Saturday, April 6, 2013

The perks of no boobs

Most women want perky boobs. I'd like to think instead about the perks of NO boobs!

Since I got the news on Thursday that the mastectomy I had convinced myself was several years in the future is in fact much more imminent, I have been so stuck on all the things I'm losing. Of course this is natural, and believe me, I'm not over it. But today I thought, "Maybe if I just try to think of some good things, and embrace that ol' Johanna sense of humor while I'm at it, maybe I'll feel a little better." So I started brainstorming some good things that will come from not having boobs. I've come up with 12 reasons, but I'd like to solicit your help in coming up with more. Post other ideas in the comments below!

1) Obviously the big perk and #1 reason is: no more cancer. And no more fear of cancer (at least not breast cancer). Because what I have is "in situ" (non-invasive), once all my breast tissue is gone, there really is no risk of it coming back, because it hasn't gotten in my bloodstream. So that's an obvious perk. No more cancer, no more nerve-wracking check-ups... and no more mammograms! (Glory hallelujah!).

2) No more bra shopping, the very worst kind of shopping in my book (up there with swimming suits, which admittedly will be worse post-boob-removal). And related, I'll save a lot of money!

3) I'll suddenly become much more competitive at The Limbo. I'll be such a hit at sleep-overs.

4) Greater willingness to be a part of the wall in front of the opposing team's direct kick in soccer games. Also related to that, soccer chest traps will be easier - I was always so jealous of men's soccer for that.

5) Much easier to dress as a male character for Halloween.

6) Flop-less jogging.

7) Easier sight-line to toes (which are freshly painted, by the way, so hooray! Maybe I can spend the money I save on bras on pedicures instead - WAY more pleasurable use of money).

8) Chest-bumps with friends (or whomever).

9) Quick weight-loss: I will suddenly lose several pounds.

10) Most women get older and lament their saggy boobs. I will never have saggy boobs. They will be perky up to the very end.

11) As Michael's and my hearts grow emotionally closer working through cancer together again, they will also grow physically closer with no boobs getting in the way when we hug.
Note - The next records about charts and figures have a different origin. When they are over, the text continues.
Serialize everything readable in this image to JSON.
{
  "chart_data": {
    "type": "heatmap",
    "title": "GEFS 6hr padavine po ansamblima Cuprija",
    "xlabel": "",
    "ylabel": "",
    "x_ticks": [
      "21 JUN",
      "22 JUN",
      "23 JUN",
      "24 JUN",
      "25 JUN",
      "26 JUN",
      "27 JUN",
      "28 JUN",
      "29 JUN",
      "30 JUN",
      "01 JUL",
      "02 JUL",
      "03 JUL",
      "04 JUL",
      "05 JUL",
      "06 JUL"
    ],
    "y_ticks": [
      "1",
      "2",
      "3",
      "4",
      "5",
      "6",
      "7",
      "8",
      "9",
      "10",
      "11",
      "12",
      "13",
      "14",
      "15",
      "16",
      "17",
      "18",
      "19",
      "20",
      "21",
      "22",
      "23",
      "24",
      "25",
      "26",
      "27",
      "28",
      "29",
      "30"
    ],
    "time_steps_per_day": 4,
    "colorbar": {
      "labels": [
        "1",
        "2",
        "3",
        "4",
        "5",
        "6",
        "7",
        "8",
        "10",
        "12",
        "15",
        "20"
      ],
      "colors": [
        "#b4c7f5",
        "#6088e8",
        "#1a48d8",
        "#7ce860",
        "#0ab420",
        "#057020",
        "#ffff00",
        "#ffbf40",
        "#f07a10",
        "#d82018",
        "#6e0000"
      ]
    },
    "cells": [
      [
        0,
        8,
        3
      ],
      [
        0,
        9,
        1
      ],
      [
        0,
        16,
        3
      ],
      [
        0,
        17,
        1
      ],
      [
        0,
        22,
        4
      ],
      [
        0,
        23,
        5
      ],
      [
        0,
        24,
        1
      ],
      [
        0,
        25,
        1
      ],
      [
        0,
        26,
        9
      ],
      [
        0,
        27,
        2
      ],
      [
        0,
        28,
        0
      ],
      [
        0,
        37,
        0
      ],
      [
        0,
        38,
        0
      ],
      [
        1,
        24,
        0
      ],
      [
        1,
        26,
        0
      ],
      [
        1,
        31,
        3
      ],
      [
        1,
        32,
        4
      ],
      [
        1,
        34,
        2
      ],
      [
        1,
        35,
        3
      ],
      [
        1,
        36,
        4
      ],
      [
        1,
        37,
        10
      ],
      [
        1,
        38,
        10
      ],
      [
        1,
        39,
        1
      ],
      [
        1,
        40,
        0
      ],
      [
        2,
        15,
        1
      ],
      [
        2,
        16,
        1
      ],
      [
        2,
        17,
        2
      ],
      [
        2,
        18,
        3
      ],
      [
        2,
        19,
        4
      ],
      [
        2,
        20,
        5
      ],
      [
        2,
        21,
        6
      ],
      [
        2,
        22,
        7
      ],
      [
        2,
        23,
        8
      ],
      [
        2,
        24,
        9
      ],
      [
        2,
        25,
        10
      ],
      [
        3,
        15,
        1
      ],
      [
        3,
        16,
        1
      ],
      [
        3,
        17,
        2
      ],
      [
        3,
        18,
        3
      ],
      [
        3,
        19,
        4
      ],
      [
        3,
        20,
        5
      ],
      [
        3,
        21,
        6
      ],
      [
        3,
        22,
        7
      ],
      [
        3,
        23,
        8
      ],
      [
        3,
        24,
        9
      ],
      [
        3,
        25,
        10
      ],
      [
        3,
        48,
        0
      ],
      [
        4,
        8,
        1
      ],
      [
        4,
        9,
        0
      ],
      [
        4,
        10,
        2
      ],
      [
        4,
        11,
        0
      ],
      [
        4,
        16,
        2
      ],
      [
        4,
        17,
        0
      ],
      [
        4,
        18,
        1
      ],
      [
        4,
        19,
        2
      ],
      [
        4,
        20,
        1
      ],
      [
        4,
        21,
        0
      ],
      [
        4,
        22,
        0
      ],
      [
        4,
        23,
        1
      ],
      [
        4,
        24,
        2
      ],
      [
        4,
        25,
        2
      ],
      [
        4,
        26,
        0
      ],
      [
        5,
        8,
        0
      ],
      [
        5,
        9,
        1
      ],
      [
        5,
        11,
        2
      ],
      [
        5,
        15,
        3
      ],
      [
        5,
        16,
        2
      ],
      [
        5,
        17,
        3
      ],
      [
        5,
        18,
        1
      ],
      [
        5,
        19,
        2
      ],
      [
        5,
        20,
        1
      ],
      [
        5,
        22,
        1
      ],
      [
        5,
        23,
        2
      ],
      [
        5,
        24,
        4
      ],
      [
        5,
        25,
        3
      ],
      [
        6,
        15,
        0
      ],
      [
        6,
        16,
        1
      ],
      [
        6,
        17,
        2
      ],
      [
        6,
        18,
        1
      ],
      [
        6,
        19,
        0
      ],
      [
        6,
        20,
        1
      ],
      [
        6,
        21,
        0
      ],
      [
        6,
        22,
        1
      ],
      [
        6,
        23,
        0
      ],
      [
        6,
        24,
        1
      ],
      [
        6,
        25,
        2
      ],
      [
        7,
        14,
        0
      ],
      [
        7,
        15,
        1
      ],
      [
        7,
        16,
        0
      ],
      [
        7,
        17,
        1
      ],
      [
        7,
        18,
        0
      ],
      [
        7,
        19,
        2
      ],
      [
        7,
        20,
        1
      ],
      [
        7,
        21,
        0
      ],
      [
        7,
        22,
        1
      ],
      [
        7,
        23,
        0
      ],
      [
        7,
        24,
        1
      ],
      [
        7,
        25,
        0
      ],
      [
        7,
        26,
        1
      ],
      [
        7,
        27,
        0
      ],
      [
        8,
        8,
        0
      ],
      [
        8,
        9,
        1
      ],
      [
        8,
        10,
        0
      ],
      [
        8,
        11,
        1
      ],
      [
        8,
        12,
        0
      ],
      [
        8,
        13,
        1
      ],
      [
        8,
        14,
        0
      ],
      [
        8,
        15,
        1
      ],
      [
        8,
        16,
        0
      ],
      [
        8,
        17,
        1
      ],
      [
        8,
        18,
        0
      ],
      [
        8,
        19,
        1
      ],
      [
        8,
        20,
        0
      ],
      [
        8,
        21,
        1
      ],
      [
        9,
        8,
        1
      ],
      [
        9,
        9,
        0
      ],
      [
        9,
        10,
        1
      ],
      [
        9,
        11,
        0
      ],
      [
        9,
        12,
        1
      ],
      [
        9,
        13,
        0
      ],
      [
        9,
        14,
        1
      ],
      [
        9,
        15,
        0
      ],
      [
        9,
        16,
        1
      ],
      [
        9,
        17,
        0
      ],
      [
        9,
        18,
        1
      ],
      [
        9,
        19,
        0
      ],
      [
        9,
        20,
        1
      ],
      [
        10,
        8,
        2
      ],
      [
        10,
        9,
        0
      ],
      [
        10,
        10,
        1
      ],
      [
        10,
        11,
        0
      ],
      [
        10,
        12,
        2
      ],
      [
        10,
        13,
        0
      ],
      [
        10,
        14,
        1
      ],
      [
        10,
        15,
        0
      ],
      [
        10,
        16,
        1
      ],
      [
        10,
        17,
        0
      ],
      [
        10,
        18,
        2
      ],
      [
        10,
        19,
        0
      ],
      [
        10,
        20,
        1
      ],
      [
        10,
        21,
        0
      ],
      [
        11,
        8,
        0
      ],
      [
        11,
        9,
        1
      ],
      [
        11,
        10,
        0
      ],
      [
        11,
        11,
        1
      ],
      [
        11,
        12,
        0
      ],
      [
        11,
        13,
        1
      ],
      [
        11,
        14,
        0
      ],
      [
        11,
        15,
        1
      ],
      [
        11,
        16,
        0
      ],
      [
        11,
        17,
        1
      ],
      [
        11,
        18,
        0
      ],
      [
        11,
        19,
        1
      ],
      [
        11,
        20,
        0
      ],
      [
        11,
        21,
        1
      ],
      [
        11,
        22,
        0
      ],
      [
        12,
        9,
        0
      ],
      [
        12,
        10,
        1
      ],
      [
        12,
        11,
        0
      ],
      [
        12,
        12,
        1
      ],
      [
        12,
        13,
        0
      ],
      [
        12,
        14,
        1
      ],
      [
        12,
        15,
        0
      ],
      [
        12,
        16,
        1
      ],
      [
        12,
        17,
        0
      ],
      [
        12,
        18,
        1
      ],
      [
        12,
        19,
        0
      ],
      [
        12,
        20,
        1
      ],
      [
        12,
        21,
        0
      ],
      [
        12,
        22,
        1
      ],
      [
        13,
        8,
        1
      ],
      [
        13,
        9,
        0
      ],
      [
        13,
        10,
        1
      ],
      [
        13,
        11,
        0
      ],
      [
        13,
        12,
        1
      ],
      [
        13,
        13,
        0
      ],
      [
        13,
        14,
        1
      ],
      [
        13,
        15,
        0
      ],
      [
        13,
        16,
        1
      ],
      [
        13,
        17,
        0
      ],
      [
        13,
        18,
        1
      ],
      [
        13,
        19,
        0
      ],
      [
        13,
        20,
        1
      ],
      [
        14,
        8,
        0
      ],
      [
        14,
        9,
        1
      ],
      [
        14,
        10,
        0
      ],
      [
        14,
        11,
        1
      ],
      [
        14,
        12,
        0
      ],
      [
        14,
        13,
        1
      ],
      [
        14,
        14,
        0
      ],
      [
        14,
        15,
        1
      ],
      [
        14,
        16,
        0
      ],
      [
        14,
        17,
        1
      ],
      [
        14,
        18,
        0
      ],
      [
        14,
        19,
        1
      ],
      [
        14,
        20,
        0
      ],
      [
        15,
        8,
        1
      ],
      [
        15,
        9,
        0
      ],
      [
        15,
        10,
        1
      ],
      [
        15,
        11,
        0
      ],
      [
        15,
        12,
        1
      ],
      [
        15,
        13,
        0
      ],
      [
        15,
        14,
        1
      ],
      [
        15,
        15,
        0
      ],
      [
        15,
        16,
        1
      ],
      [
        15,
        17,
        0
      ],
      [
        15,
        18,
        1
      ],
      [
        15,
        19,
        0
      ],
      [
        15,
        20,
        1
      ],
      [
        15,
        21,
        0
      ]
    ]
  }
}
12) Hugs in general will be a lot easier.

What else?

Thanks for your help!


  1. Best start I've ever read to what could be an overwhelming journey!

    Kudos to you!

    I would add:

    "Sports bras are so comfy and you can sleep in them!"

    "You never have to worry about falling out of your top/dress."

    "If you feel like looking voluptuous, you can stuff as much as you want."

    "Rolling over in bed will be a piece of cake. Just remember to stop so you don't fall out of bed!"


  2. -Lands End has a beautiful line of mastectomy suits.
    -They won't get in the way when playing pool. Or golf.
    -With the growing popularity of milk shares, you can still give your future baby Momma Milk, WITHOUT the engorgement.

    1. Nice use of "engorgement." P.S. Will probably be taking you up on the boob cake mold...

  3. if your cat or dog crawls under a bed or dresser, it will be that much easier to crawl under the furniture to retrieve them.

    the frusteration of tanktops with bad built in bras will be an problem of the past.

    Less back trouble in the future, no extra weight to carry in the front.

    1. I have a little dog who can be kind of a snot and likes to hide, so this first one is of utmost importance!

  4. To "Flop less running," I would add: more comfort for horseback riding and trampolining! Less drag for competitive swim races! If you ever take up rock climbing, it's much easier to get your center of gravity closer to the rock face!

    Also, not to make you feel martyr-like (please don't!), but when you stand in the pulpit or at the altar at worship, people will see embodied before them victory over the grave (conveniently packaged in the form of a bright, beautiful, sexy woman). Damn if that doesn't mean something awesome for the church of God.

    1. I love that you clarified that IF I took up rock-climbing... yet, assumed that horseback riding, trampolining, and competitive swim races are definitely something to consider.

      But much more than that, I love embodying victory over the grave in the form of a bright, beautiful, sexy woman. Amen, sister!

      Most of all, I love you.

  5. Your experience makes you absolutely the best pastor, inspiration and mentor for anyone else going through cancer.

    1. This is most certainly true. Pastoral street cred. :)

  6. You will eliminate the age-old problem of having a "shelf" onto which falling food often lands. Instead of having stained shirts, the food will simply fall into the napkin on your lap. I'm not implying that you're a messy eater, but it happens to the best of us.

    (Also, lots of prayers are coming your way. Can I add your name to the seminary prayer list?)

    1. Yes please!

      And, I am a pretty messy eater.

  7. I would add that no boobs means being able to lay on your stomach without worrying about pinching or having to re-adjust!